When I was a student, there was a proposed law that many didn't like. In October 1994 people took to the streets to protest against the CJB. As the darkness fell on hide park, the protest turned to riot. As the peaceful crowds melted into the inky blackness, the helicopters whired overhead. A story is told, amongst my friends, that a roaming light picked out one of our number and the tannoy roared “disperse now or force will be used”. The fear gripped him and the last we saw of him that night was a far-away shape running shouting “I'm dispersing.....I'm dispersing......”

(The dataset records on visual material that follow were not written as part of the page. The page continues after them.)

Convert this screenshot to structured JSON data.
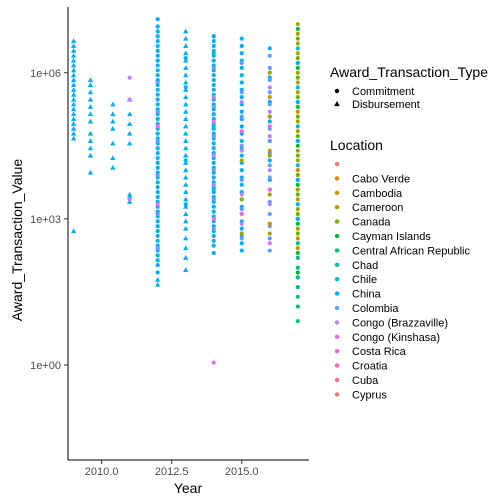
{
  "chart_data": {
    "type": "scatter",
    "title": "",
    "xlabel": "Year",
    "ylabel": "Award_Transaction_Value",
    "xlim": [
      2008.8,
      2017.4
    ],
    "ylim_log10": [
      -1.95,
      7.35
    ],
    "y_scale": "log10",
    "x_ticks": [
      2010,
      2012.5,
      2015
    ],
    "x_tick_labels": [
      "2010.0",
      "2012.5",
      "2015.0"
    ],
    "y_ticks": [
      1,
      1000,
      1000000
    ],
    "y_tick_labels": [
      "1e+00",
      "1e+03",
      "1e+06"
    ],
    "grid": false,
    "legend_position": "right",
    "shape_legend": {
      "title": "Award_Transaction_Type",
      "items": [
        {
          "label": "Commitment",
          "shape": "circle"
        },
        {
          "label": "Disbursement",
          "shape": "triangle"
        }
      ]
    },
    "color_legend": {
      "title": "Location",
      "items": [
        {
          "label": "",
          "color": "#F8766D"
        },
        {
          "label": "Cabo Verde",
          "color": "#E58700"
        },
        {
          "label": "Cambodia",
          "color": "#C99800"
        },
        {
          "label": "Cameroon",
          "color": "#A3A500"
        },
        {
          "label": "Canada",
          "color": "#6BB100"
        },
        {
          "label": "Cayman Islands",
          "color": "#00BA38"
        },
        {
          "label": "Central African Republic",
          "color": "#00BF7D"
        },
        {
          "label": "Chad",
          "color": "#00C0AF"
        },
        {
          "label": "Chile",
          "color": "#00BCD8"
        },
        {
          "label": "China",
          "color": "#00B0F6"
        },
        {
          "label": "Colombia",
          "color": "#619CFF"
        },
        {
          "label": "Congo (Brazzaville)",
          "color": "#B983FF"
        },
        {
          "label": "Congo (Kinshasa)",
          "color": "#E76BF3"
        },
        {
          "label": "Costa Rica",
          "color": "#FD61D1"
        },
        {
          "label": "Croatia",
          "color": "#FF67A4"
        },
        {
          "label": "Cuba",
          "color": "#FF6C91"
        },
        {
          "label": "Cyprus",
          "color": "#F8766D"
        }
      ]
    },
    "point_groups": [
      {
        "x": 2009,
        "shape": "triangle",
        "color": "#00B0F6",
        "log10_values": [
          6.65,
          6.55,
          6.45,
          6.35,
          6.25,
          6.15,
          6.05,
          5.95,
          5.85,
          5.75,
          5.65,
          5.55,
          5.45,
          5.35,
          5.25,
          5.15,
          5.05,
          4.95,
          4.85,
          4.75,
          4.65,
          2.75
        ]
      },
      {
        "x": 2009.6,
        "shape": "triangle",
        "color": "#00B0F6",
        "log10_values": [
          5.85,
          5.75,
          5.6,
          5.45,
          5.3,
          5.15,
          5.0,
          4.75,
          4.6,
          4.45,
          4.3,
          3.95
        ]
      },
      {
        "x": 2010.4,
        "shape": "triangle",
        "color": "#00B0F6",
        "log10_values": [
          5.35,
          5.15,
          5.0,
          4.85,
          4.55,
          4.25,
          4.05
        ]
      },
      {
        "x": 2011,
        "shape": "triangle",
        "color": "#00B0F6",
        "log10_values": [
          5.45,
          5.15,
          4.95,
          4.75,
          4.55,
          3.5,
          3.45,
          3.35
        ]
      },
      {
        "x": 2011,
        "shape": "circle",
        "color": "#B983FF",
        "log10_values": [
          5.9,
          5.45,
          3.4
        ]
      },
      {
        "x": 2012,
        "shape": "circle",
        "color": "#00B0F6",
        "log10_values": [
          7.1,
          6.95,
          6.85,
          6.75,
          6.65,
          6.55,
          6.45,
          6.35,
          6.25,
          6.15,
          6.05,
          5.95,
          5.85,
          5.75,
          5.65,
          5.55,
          5.45,
          5.35,
          5.25,
          5.15,
          5.05,
          4.95,
          4.85,
          4.75,
          4.65,
          4.55,
          4.45,
          4.35,
          4.25,
          4.15,
          4.05,
          3.95,
          3.85,
          3.75,
          3.65,
          3.55,
          3.45,
          3.35,
          3.25,
          3.15,
          3.05,
          2.95,
          2.85,
          2.75,
          2.65,
          2.55,
          2.45,
          2.35,
          2.25,
          2.15,
          2.05,
          1.9
        ]
      },
      {
        "x": 2012,
        "shape": "triangle",
        "color": "#00B0F6",
        "log10_values": [
          1.75,
          1.65
        ]
      },
      {
        "x": 2012,
        "shape": "circle",
        "color": "#619CFF",
        "log10_values": [
          5.8,
          5.2,
          4.6,
          3.9,
          3.1,
          2.4
        ]
      },
      {
        "x": 2012,
        "shape": "circle",
        "color": "#E76BF3",
        "log10_values": [
          4.9,
          3.3
        ]
      },
      {
        "x": 2013,
        "shape": "triangle",
        "color": "#00B0F6",
        "log10_values": [
          6.85,
          6.7,
          6.55,
          6.4,
          6.25,
          6.1,
          5.95,
          5.8,
          5.65,
          5.5,
          5.35,
          5.2,
          5.05,
          4.9,
          4.75,
          4.6,
          4.45,
          4.3,
          4.15,
          4.0,
          3.85,
          3.7,
          3.55,
          3.4,
          3.25,
          3.1,
          2.95,
          2.8,
          2.6,
          2.4,
          2.2,
          1.95
        ]
      },
      {
        "x": 2013,
        "shape": "circle",
        "color": "#00B0F6",
        "log10_values": [
          6.3,
          5.7,
          4.2,
          3.3
        ]
      },
      {
        "x": 2014,
        "shape": "circle",
        "color": "#00B0F6",
        "log10_values": [
          6.75,
          6.65,
          6.55,
          6.45,
          6.35,
          6.25,
          6.15,
          6.05,
          5.95,
          5.85,
          5.75,
          5.65,
          5.55,
          5.45,
          5.35,
          5.25,
          5.15,
          5.05,
          4.95,
          4.85,
          4.75,
          4.65,
          4.55,
          4.45,
          4.35,
          4.25,
          4.15,
          4.05,
          3.95,
          3.85,
          3.75,
          3.65,
          3.55,
          3.45,
          3.35,
          3.25,
          3.15,
          3.05,
          2.95,
          2.85,
          2.75,
          2.65,
          2.55,
          2.45,
          2.3
        ]
      },
      {
        "x": 2014,
        "shape": "circle",
        "color": "#619CFF",
        "log10_values": [
          6.1,
          5.3,
          4.7,
          4.0,
          3.4,
          2.8
        ]
      },
      {
        "x": 2014,
        "shape": "circle",
        "color": "#B983FF",
        "log10_values": [
          5.5,
          4.3,
          3.7
        ]
      },
      {
        "x": 2014,
        "shape": "circle",
        "color": "#E76BF3",
        "log10_values": [
          5.0,
          3.0,
          0.05
        ]
      },
      {
        "x": 2014,
        "shape": "circle",
        "color": "#00BCD8",
        "log10_values": [
          6.4,
          4.9,
          3.6
        ]
      },
      {
        "x": 2015,
        "shape": "circle",
        "color": "#00B0F6",
        "log10_values": [
          6.7,
          6.55,
          6.4,
          6.25,
          6.1,
          5.95,
          5.8,
          5.65,
          5.5,
          5.35,
          5.2,
          5.05,
          4.9,
          4.75,
          4.6,
          4.45,
          4.3,
          4.15,
          4.0,
          3.85,
          3.7,
          3.55,
          3.4,
          3.25,
          3.1,
          2.95,
          2.8,
          2.65,
          2.5,
          2.35
        ]
      },
      {
        "x": 2015,
        "shape": "circle",
        "color": "#619CFF",
        "log10_values": [
          6.2,
          5.6,
          5.1,
          4.5,
          3.8,
          3.2,
          2.6
        ]
      },
      {
        "x": 2015,
        "shape": "circle",
        "color": "#B983FF",
        "log10_values": [
          5.4,
          4.4,
          3.5,
          2.9
        ]
      },
      {
        "x": 2015,
        "shape": "circle",
        "color": "#E76BF3",
        "log10_values": [
          4.8,
          3.1
        ]
      },
      {
        "x": 2015,
        "shape": "circle",
        "color": "#A3A500",
        "log10_values": [
          4.2,
          3.4,
          2.7
        ]
      },
      {
        "x": 2016,
        "shape": "circle",
        "color": "#00B0F6",
        "log10_values": [
          6.5,
          5.9,
          5.4,
          5.0,
          4.6,
          4.2,
          3.8
        ]
      },
      {
        "x": 2016,
        "shape": "circle",
        "color": "#619CFF",
        "log10_values": [
          6.35,
          6.1,
          5.85,
          5.6,
          5.35,
          5.1,
          4.85,
          4.6,
          4.35,
          4.1,
          3.85,
          3.6,
          3.35,
          3.1,
          2.85,
          2.6,
          2.35
        ]
      },
      {
        "x": 2016,
        "shape": "circle",
        "color": "#B983FF",
        "log10_values": [
          5.7,
          5.2,
          4.7,
          4.0,
          3.3,
          2.9
        ]
      },
      {
        "x": 2016,
        "shape": "circle",
        "color": "#E76BF3",
        "log10_values": [
          4.9,
          3.6,
          2.5
        ]
      },
      {
        "x": 2016,
        "shape": "circle",
        "color": "#A3A500",
        "log10_values": [
          6.0,
          5.1,
          4.3,
          3.5,
          2.7
        ]
      },
      {
        "x": 2016,
        "shape": "circle",
        "color": "#C99800",
        "log10_values": [
          5.5,
          4.4,
          2.9
        ]
      },
      {
        "x": 2017,
        "shape": "circle",
        "color": "#A3A500",
        "log10_values": [
          7.0,
          6.8,
          6.6,
          6.4,
          6.2,
          6.0,
          5.8,
          5.6,
          5.4,
          5.2,
          5.0,
          4.8,
          4.6,
          4.4,
          4.2,
          4.0,
          3.8,
          3.6,
          3.4,
          3.2,
          3.0,
          2.8,
          2.6
        ]
      },
      {
        "x": 2017,
        "shape": "circle",
        "color": "#6BB100",
        "log10_values": [
          6.7,
          6.3,
          5.9,
          5.5,
          5.1,
          4.7,
          4.3,
          3.9,
          3.5,
          3.1,
          2.7
        ]
      },
      {
        "x": 2017,
        "shape": "circle",
        "color": "#00BA38",
        "log10_values": [
          6.9,
          6.1,
          5.3,
          4.5,
          3.7,
          2.9,
          2.3,
          1.9
        ]
      },
      {
        "x": 2017,
        "shape": "circle",
        "color": "#00BF7D",
        "log10_values": [
          2.5,
          2.2,
          2.0,
          1.8,
          1.6,
          1.4,
          1.2,
          0.9
        ]
      },
      {
        "x": 2017,
        "shape": "circle",
        "color": "#00BCD8",
        "log10_values": [
          6.5,
          5.7,
          4.9,
          4.1,
          3.3
        ]
      },
      {
        "x": 2017,
        "shape": "circle",
        "color": "#00B0F6",
        "log10_values": [
          6.2,
          5.4,
          4.6,
          3.8,
          3.0
        ]
      },
      {
        "x": 2017,
        "shape": "circle",
        "color": "#C99800",
        "log10_values": [
          5.2,
          4.0,
          2.4
        ]
      }
    ]
  }
}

Little did I realise in those early days of the internet how prophetic those words where. Identity is dispersing. The web has brought us to a paradox – by making an identity information it ceases to a property of the thing-in-and-of-itself, the very thing it is meant to represent. Twenty years ago presenting my passport was enough to prove in a meaningful way that I was I. Today I find facsimiles of my identity scattered across the digital wasteland, my identity now appears to have several parallel lifes of it's own, often more impressive than mine. The problem extends beyond the sphere of personnel identity and infects organisational identity - is the bank I see before me just a spector with an evil genius behind the facade ready to steal my keys? As more of our important interactions take place in the meta-reality of the information space, validating the actual agents behind the digital identity becomes more urgent.
The identity problem has a long history in Philosophy and in it's most relevant guises is known as the problem of intentionality. Without a long exegesis of the literature (as I really can't remember back to the lectures I didn't make it to) the philosophical position is that, thanks primarily to Saul Kripke in Naming and Necessity, philosophy has gone beyond the study of language to talk of the actual things themselves.

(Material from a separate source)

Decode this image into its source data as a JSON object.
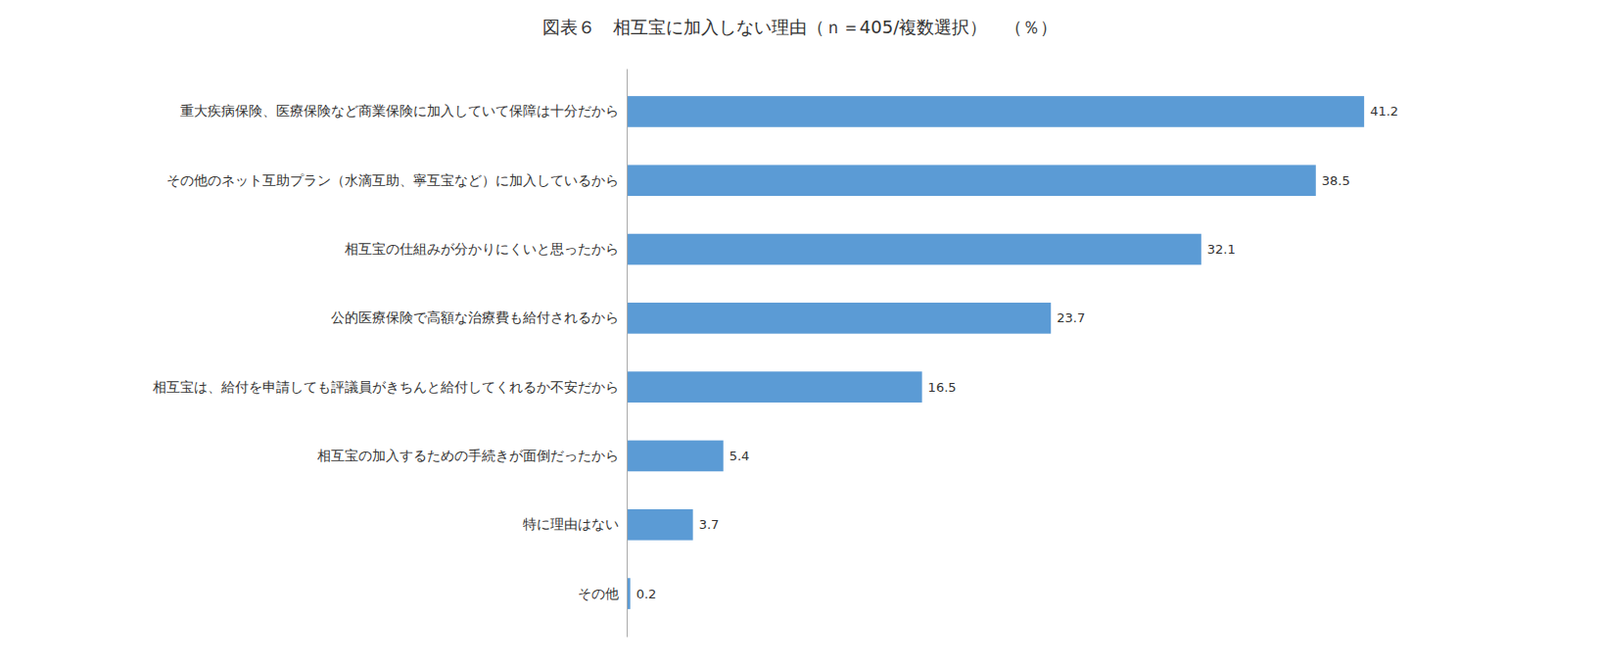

My approach to the current operational paradox is based upon an intuition I had when I reading about Navajo code talkers and specifically about one of the features of the language which made it so cryptographically useful, that nouns were often derived from verbs. My intuition was that the paradox of digital identity is driven by the treatment of identity as a noun, a static subject of discourse. In order to deal with identity as a piece of static digital information we have to have the messy business of multiple/complex identities and we need to face the fact it becomes eminently more steal/fake-able when it moves from the physical realm to the binary. Why don't we treat identity as a verb, as a process? This seems to capture an important aspect of identity, that in our transactions with other we often validate each other through shared historical events, anticipated responses and word patterns. When Gordon Jackson's character in the Great Escape responses instinctively in English to a question asked in English by a German soldier inspecting his papers his identity as an escapee is revealed. When Arnie in Terminator II, impersonating John Connor, asks John's foster mum “How's Wolfy?”, her positive response indicates that she is being impersonated (the dog's name was Max).

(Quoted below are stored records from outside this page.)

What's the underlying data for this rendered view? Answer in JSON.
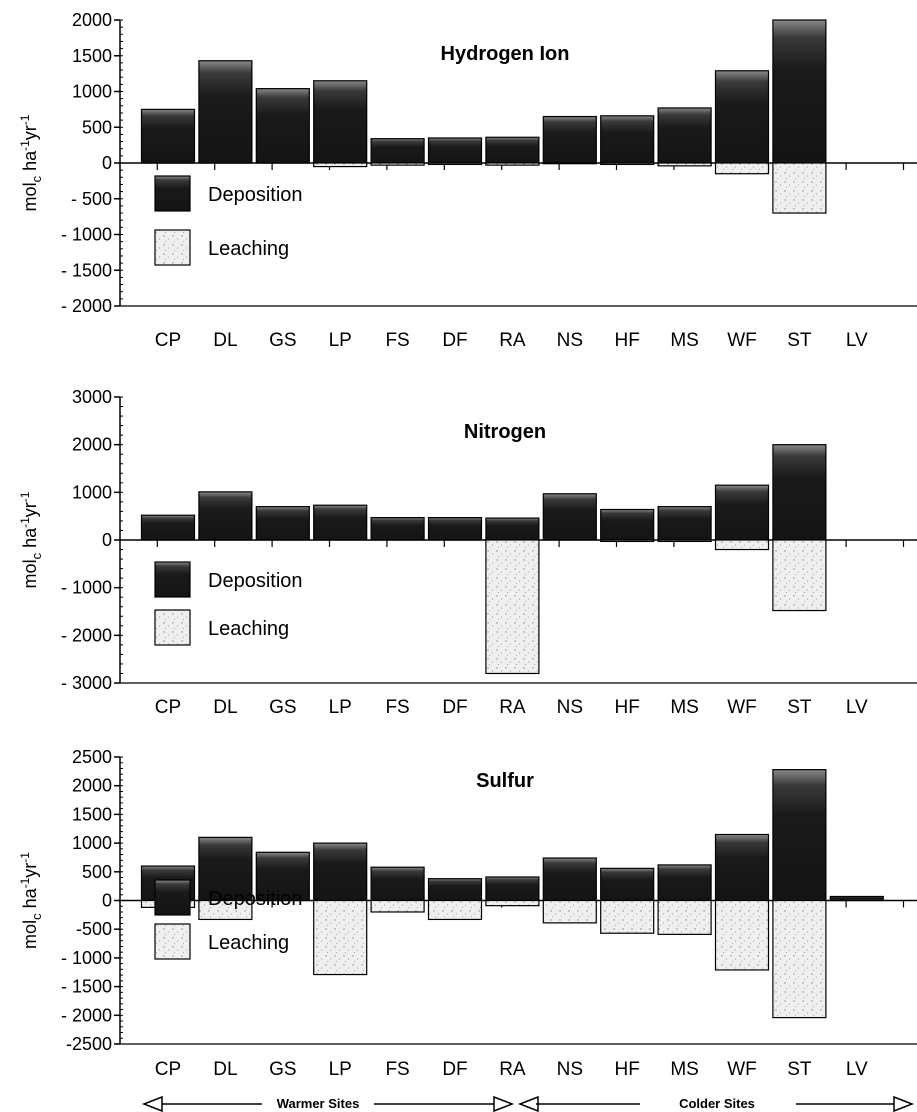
{
  "colors": {
    "deposition": "#1c1c1c",
    "deposition_top": "#6a6a6a",
    "leaching": "#eeeeee",
    "leaching_speck": "#9a9a9a",
    "axis": "#000000"
  },
  "chart_data": [
    {
      "type": "bar",
      "title": "Hydrogen Ion",
      "ylabel": "mol_c ha-1 yr-1",
      "ylim": [
        -2000,
        2000
      ],
      "yticks": [
        2000,
        1500,
        1000,
        500,
        0,
        -500,
        -1000,
        -1500,
        -2000
      ],
      "ytick_labels": [
        "2000",
        "1500",
        "1000",
        "500",
        "0",
        "- 500",
        "- 1000",
        "- 1500",
        "- 2000"
      ],
      "categories": [
        "CP",
        "DL",
        "GS",
        "LP",
        "FS",
        "DF",
        "RA",
        "NS",
        "HF",
        "MS",
        "WF",
        "ST",
        "LV"
      ],
      "series": [
        {
          "name": "Deposition",
          "values": [
            750,
            1430,
            1040,
            1150,
            340,
            350,
            360,
            650,
            660,
            770,
            1290,
            2000,
            0
          ]
        },
        {
          "name": "Leaching",
          "values": [
            0,
            0,
            0,
            -50,
            -30,
            -20,
            -30,
            -10,
            -20,
            -40,
            -150,
            -700,
            0
          ]
        }
      ],
      "legend": [
        "Deposition",
        "Leaching"
      ],
      "legend_position": "bottom-left"
    },
    {
      "type": "bar",
      "title": "Nitrogen",
      "ylabel": "mol_c ha-1 yr-1",
      "ylim": [
        -3000,
        3000
      ],
      "yticks": [
        3000,
        2000,
        1000,
        0,
        -1000,
        -2000,
        -3000
      ],
      "ytick_labels": [
        "3000",
        "2000",
        "1000",
        "0",
        "- 1000",
        "- 2000",
        "- 3000"
      ],
      "categories": [
        "CP",
        "DL",
        "GS",
        "LP",
        "FS",
        "DF",
        "RA",
        "NS",
        "HF",
        "MS",
        "WF",
        "ST",
        "LV"
      ],
      "series": [
        {
          "name": "Deposition",
          "values": [
            520,
            1010,
            700,
            730,
            470,
            470,
            460,
            970,
            640,
            700,
            1150,
            2000,
            0
          ]
        },
        {
          "name": "Leaching",
          "values": [
            0,
            0,
            0,
            0,
            0,
            0,
            -2800,
            0,
            -30,
            -30,
            -200,
            -1480,
            0
          ]
        }
      ],
      "legend": [
        "Deposition",
        "Leaching"
      ],
      "legend_position": "bottom-left"
    },
    {
      "type": "bar",
      "title": "Sulfur",
      "ylabel": "mol_c ha-1 yr-1",
      "ylim": [
        -2500,
        2500
      ],
      "yticks": [
        2500,
        2000,
        1500,
        1000,
        500,
        0,
        -500,
        -1000,
        -1500,
        -2000,
        -2500
      ],
      "ytick_labels": [
        "2500",
        "2000",
        "1500",
        "1000",
        "500",
        "0",
        "-500",
        "- 1000",
        "- 1500",
        "- 2000",
        "-2500"
      ],
      "categories": [
        "CP",
        "DL",
        "GS",
        "LP",
        "FS",
        "DF",
        "RA",
        "NS",
        "HF",
        "MS",
        "WF",
        "ST",
        "LV"
      ],
      "series": [
        {
          "name": "Deposition",
          "values": [
            600,
            1100,
            840,
            1000,
            580,
            380,
            410,
            740,
            560,
            620,
            1150,
            2280,
            70
          ]
        },
        {
          "name": "Leaching",
          "values": [
            -120,
            -330,
            0,
            -1290,
            -200,
            -330,
            -90,
            -390,
            -570,
            -590,
            -1210,
            -2040,
            0
          ]
        }
      ],
      "legend": [
        "Deposition",
        "Leaching"
      ],
      "legend_position": "bottom-left"
    }
  ],
  "footer": {
    "left_label": "Warmer Sites",
    "right_label": "Colder Sites"
  }
}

So how does this approach actually help in Information Security? One suggestion might be to make our transactions with entities more information rich by including shared historical events, essentially making the one of the factors of authentication a dynamic known value. For example, an email from your bank that details the last three transactions before it was sent is a lot harder for a phisher to fake and fairly easy for the recipient to validate. One might also include a new number to enter in a transaction (in addition to PIN and/or CV2), the amount of the previous transaction that card was used for. A discrepancy on the back end processing could be quickly checked and the transaction flaged if the numbers didn't match. This approach doesn't directly defend against covert channels, cloning or man-in-the-middle but would significantly cut down the time window available to make use of captured information. The approach also has the added benefit of increasing security as the card is more diversely and regularly it is used, instead of the common-sense intuition that it would reduce it. It could also provide a valid defence against a fraudulent use that was patterned to look similar to the mark (and therefore evade detection due to geographical/spending anomaly).
It seems to me a rethinking some of our assumptions about identity could enhance our approach to some of the common challenges of our information rich lives.